Although business is booming in the oil field, we don’t seem to care-at least not like we used to.
By D Magazine |

For Dallas, it’s the great-est story ever told, in 1930, black gold sprang from the gutted ground of East Texas, enriching the city as well as a breed of barons for generations.

Five decades later, another oil story was written-this one with a bleak ending. In 1981, the average price of a barrel shot up to a whopping $31.75, and many thought it would continue to rise to $80. “You saw a lot of flashy, excessive fortunes made then,” says Terry Smith, an operator at Ozark Exploration Inc. of Dallas. “It was a very visible and romantic business.”

Until the inevitable bust. In July 1986, the price of oil sank to $9 a barrel. InterFirst and Republic banks merged, then failed, and officially, Dallas | slumped into a depression.

This year, the price of oil in the fourth quarter will average between $23.50 and $24 a barrel.

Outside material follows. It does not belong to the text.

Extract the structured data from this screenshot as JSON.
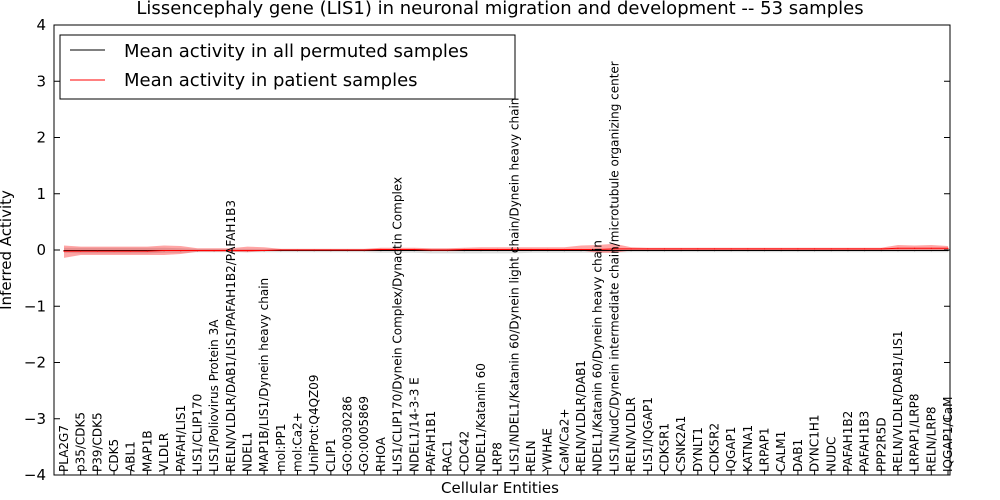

According to Jim Wicklund, an analyst at Rauscher Pierce Refsnes Inc. of Dallas, that price is the equivalent of $35 a barrel in 1986, and that alone is enough reason to talk boom times.

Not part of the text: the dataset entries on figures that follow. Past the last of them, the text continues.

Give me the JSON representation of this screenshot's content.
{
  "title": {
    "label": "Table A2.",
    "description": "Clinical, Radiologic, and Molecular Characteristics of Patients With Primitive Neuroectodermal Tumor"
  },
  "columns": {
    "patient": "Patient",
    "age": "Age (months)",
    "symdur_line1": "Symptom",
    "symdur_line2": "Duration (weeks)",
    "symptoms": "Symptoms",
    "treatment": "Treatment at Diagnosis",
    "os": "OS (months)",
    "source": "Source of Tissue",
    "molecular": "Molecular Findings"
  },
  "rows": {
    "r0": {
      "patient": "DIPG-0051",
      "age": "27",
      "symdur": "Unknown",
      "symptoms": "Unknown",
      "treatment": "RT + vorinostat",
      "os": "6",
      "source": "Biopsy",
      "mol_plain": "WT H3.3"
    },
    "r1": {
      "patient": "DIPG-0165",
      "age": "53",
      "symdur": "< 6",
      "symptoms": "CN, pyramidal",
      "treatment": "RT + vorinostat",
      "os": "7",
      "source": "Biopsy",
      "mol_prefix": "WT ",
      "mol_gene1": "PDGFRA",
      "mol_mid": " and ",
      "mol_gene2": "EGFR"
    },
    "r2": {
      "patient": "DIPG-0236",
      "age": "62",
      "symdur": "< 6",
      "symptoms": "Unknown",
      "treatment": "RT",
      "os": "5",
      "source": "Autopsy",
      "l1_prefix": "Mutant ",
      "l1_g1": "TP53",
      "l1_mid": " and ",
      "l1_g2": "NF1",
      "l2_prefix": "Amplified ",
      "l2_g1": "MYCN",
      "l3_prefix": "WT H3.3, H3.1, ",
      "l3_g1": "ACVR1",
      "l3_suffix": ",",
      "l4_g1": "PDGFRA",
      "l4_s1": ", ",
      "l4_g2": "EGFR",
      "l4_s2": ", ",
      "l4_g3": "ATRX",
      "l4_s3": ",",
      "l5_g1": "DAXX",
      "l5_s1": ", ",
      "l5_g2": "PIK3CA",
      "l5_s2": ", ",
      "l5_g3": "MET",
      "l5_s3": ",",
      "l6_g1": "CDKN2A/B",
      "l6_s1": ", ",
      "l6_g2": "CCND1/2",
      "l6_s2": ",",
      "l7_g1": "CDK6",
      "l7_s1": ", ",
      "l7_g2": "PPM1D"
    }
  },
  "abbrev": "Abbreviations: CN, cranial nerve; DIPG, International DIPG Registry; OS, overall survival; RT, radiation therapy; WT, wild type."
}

’The oil industry is certainly the healthiest it’s been in years,” says Ray Perryman of the Perryman Group.

So why isn’t everyone celebrating? Dallas’ now-diverse economy-with 90 percent of its industry classified as “non-oil”-actually improves when the price of oil falls, according to Perryman. “In Dallas, we’re counter to the oil cycle,” he explains. “Everything does well when the price of oil is low.”

“Everything” refers to the thickest slices of Dallas’ current economic pie. which includes communications, manufacturing and the giant service industries like healthcare that need to purchase energy and therefore prosper when oil is cheaper. “Dallas has much more at stake in how the world develops its telephone operations than a $4 or $5 swing in the price of oil.” says Perryman.

Similarly, the energy industry does not play the influential role in the Texas economy it once did. According to Gary Preuss, an economist in the State Comptroller’s office, oil and gas represented 25 percent of Texas’ economy in 1981; now that portion is closer to 10 percent. The Federal Reserve Bank of Dallas confirms that in 1982, about 25,000 people were employed in Dallas’ mineral extraction industries. That number has since dwindled to about 11,000, or 0.6 percent of Dallas’ employment pool.

“Dallas is surely not as

dependent on oil as it used to be.” says Smith-over the whinings of J.R. Ewing’s final temper tantrum. “Although we are active, it just doesn’t affect Dallas the way it used to.”